Despite that, The Da Vinci Code was heralded by the press. “A masterpiece that should be mandatory reading,” says The Library Journal, “a compelling blend of history and page-turning suspense.” “An exhaustively researched page-turner” was the quip from Publisher’s Weekly. That’s astonishing, because it is full of misinformation and twisted history.
To make matters even worse, a major blockbuster movie by Ron Howard was released under the same name. This is very much launching a tsunami across our culture; it’s certainly raising questions, feeding the skeptical and confusing the marginally faithful.
The situation should challenge those of us who take the Bible seriously to really understand its origins and its foundation.
While all this is going on, the National Geographic joined in the exploitation. In their May issue of 2006, they featured an article on The Gospel of Judas. They were obviously exploiting, as best they could, the groundswell from the Da Vinci movie, which was being released that same month.
The National Geographic had a very slick presentation, very skillfully designed to undermine traditional Biblical beliefs. The Gospel of Judas, which is the subject, was discovered in the 1970s. It was known at the time that Irenaeus refuted it back in 180 A.D.; so this is neither new, nor newsworthy. It is certainly not historical, but it’s among those documents that are used to confuse people who don’t read and know their Bible.
Mel Gibson directed a movie called The Passion of the Christ. His reviews were a little different than Dan Brown’s. The New Republic said, “A repulsive masochistic fantasy, a sacred snuff film.” “Courting bigotry in the name of sanctity,” was the comment in the New York Times. “A real nut case whose ulterior motive was making money,” said 60 Minutes.

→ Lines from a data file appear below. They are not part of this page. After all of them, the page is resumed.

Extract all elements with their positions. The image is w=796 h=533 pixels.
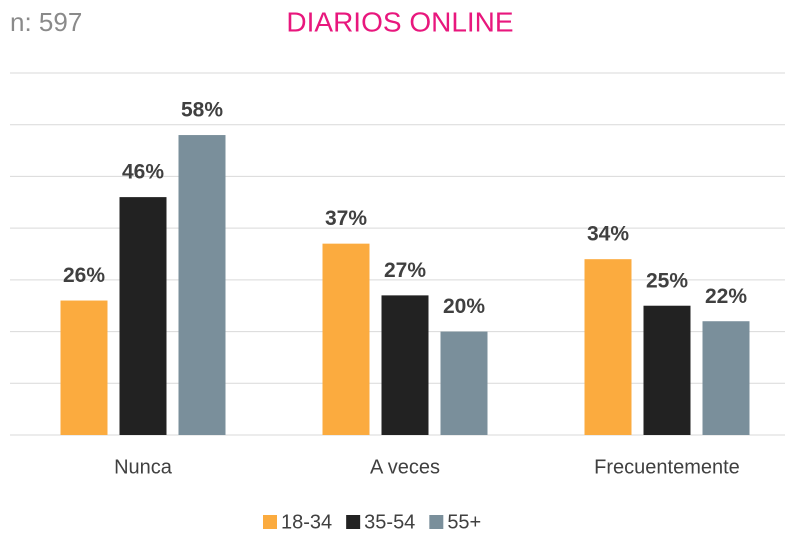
data-label: 22% <box>705 285 747 308</box>
legend-swatch <box>263 515 277 529</box>
bar <box>381 295 429 435</box>
legend-swatch <box>346 515 361 529</box>
data-label: 25% <box>646 269 688 292</box>
chart-title: DIARIOS ONLINE <box>286 6 513 37</box>
bar <box>643 305 691 435</box>
bar <box>702 321 750 435</box>
bar <box>322 243 370 435</box>
bar <box>119 197 167 435</box>
data-label: 26% <box>63 264 105 287</box>
legend-swatch <box>429 515 444 529</box>
data-label: 34% <box>587 223 629 246</box>
x-tick-label: A veces <box>370 456 440 478</box>
data-label: 58% <box>181 99 223 122</box>
bar <box>440 331 488 435</box>
legend-label: 35-54 <box>364 511 415 533</box>
x-tick-label: Frecuentemente <box>594 456 740 478</box>
bar <box>60 300 108 435</box>
bar <box>584 259 632 435</box>
data-label: 37% <box>325 207 367 230</box>
chart-subtitle: n: 597 <box>10 7 82 37</box>
legend-label: 18-34 <box>281 511 332 533</box>
legend-label: 55+ <box>447 511 481 533</box>
bar <box>178 135 226 436</box>
data-label: 27% <box>384 259 426 282</box>
data-label: 20% <box>443 295 485 318</box>
data-label: 46% <box>122 161 164 184</box>
x-tick-label: Nunca <box>114 456 173 478</box>
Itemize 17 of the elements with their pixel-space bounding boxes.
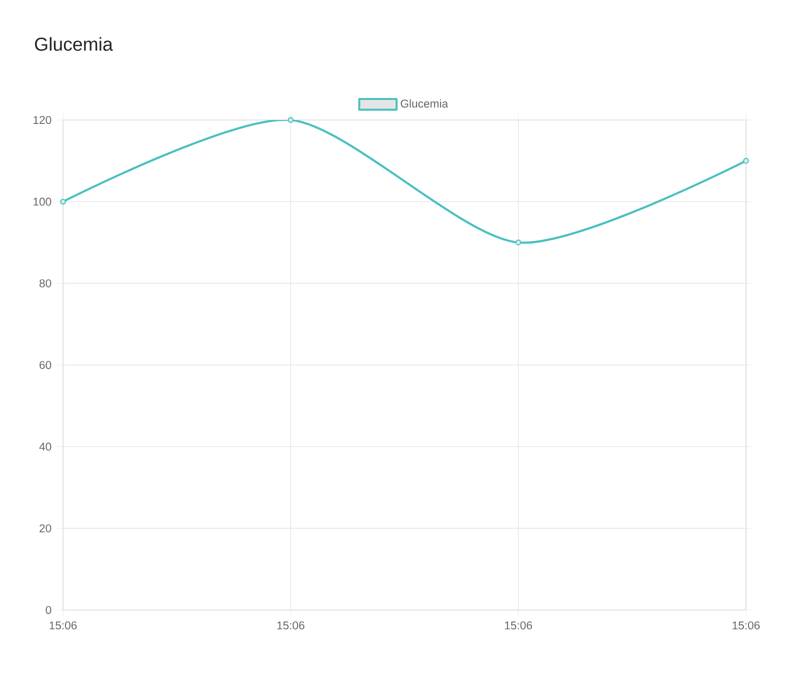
x-tick-label: 15:06 xyxy=(732,621,760,630)
legend-label: Glucemia xyxy=(400,99,448,108)
x-tick-label: 15:06 xyxy=(505,621,532,630)
point xyxy=(60,198,66,205)
chart-title: Glucemia xyxy=(34,37,113,51)
x-tick-label: 15:06 xyxy=(277,621,304,630)
point xyxy=(743,158,749,164)
point xyxy=(515,240,522,246)
y-tick-label: 20 xyxy=(40,524,52,532)
y-tick-label: 80 xyxy=(40,279,52,288)
y-tick-label: 120 xyxy=(34,116,52,124)
y-tick-label: 0 xyxy=(46,606,52,614)
y-tick-label: 40 xyxy=(39,442,52,451)
x-tick-label: 15:06 xyxy=(50,621,77,630)
y-tick-label: 100 xyxy=(34,198,52,206)
point xyxy=(288,117,294,123)
y-tick-label: 60 xyxy=(40,360,52,369)
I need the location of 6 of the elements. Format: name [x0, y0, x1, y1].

The contrast here is something strange. The deliberate deceptions of The Da Vinci Code are ignored by these reviewers; they seem to collude with Brown in his attempts to undermine the veracity of the Bible. The attacks on The Passion of the Christ expose a bias against the truth. How else can we explain the portrayal of an historical event as “masochistic fantasy,” while the fictitious marriage of Jesus and Mary Magdalene can be called “researched material fact”?
Along with Dan Brown and the National Geographic, we have the Jesus Seminar. This gathering was an astonishing array of pseudo-experts who, in the 1980s and 1990s, exchanged subjective, speculative hunches for serious scholarship. Add to that, Peter Jennings’s TV Special, the History Channel’s “The Banned Books of the Bible,” Hugh Schonfield’s The Passover Plot (many years ago, in 1966), and The Last Temptation of Christ in 1960. Even Mel Gibson’s phenomenal movie fails to communicate just who Jesus Christ really is, and that is the crux of the whole issue in the first place.
So what’s going on here? This is a reversal of values. Fiction is promoted as fact, and fact, even the deity of Jesus Christ, is passed off capriciously as mere fiction. Even the undeniable grandeur of the creation itself is attributed, in our schools and in our culture, to the randomness of a cosmic accident. How astonishing—how distant this is from any real grasp of reality.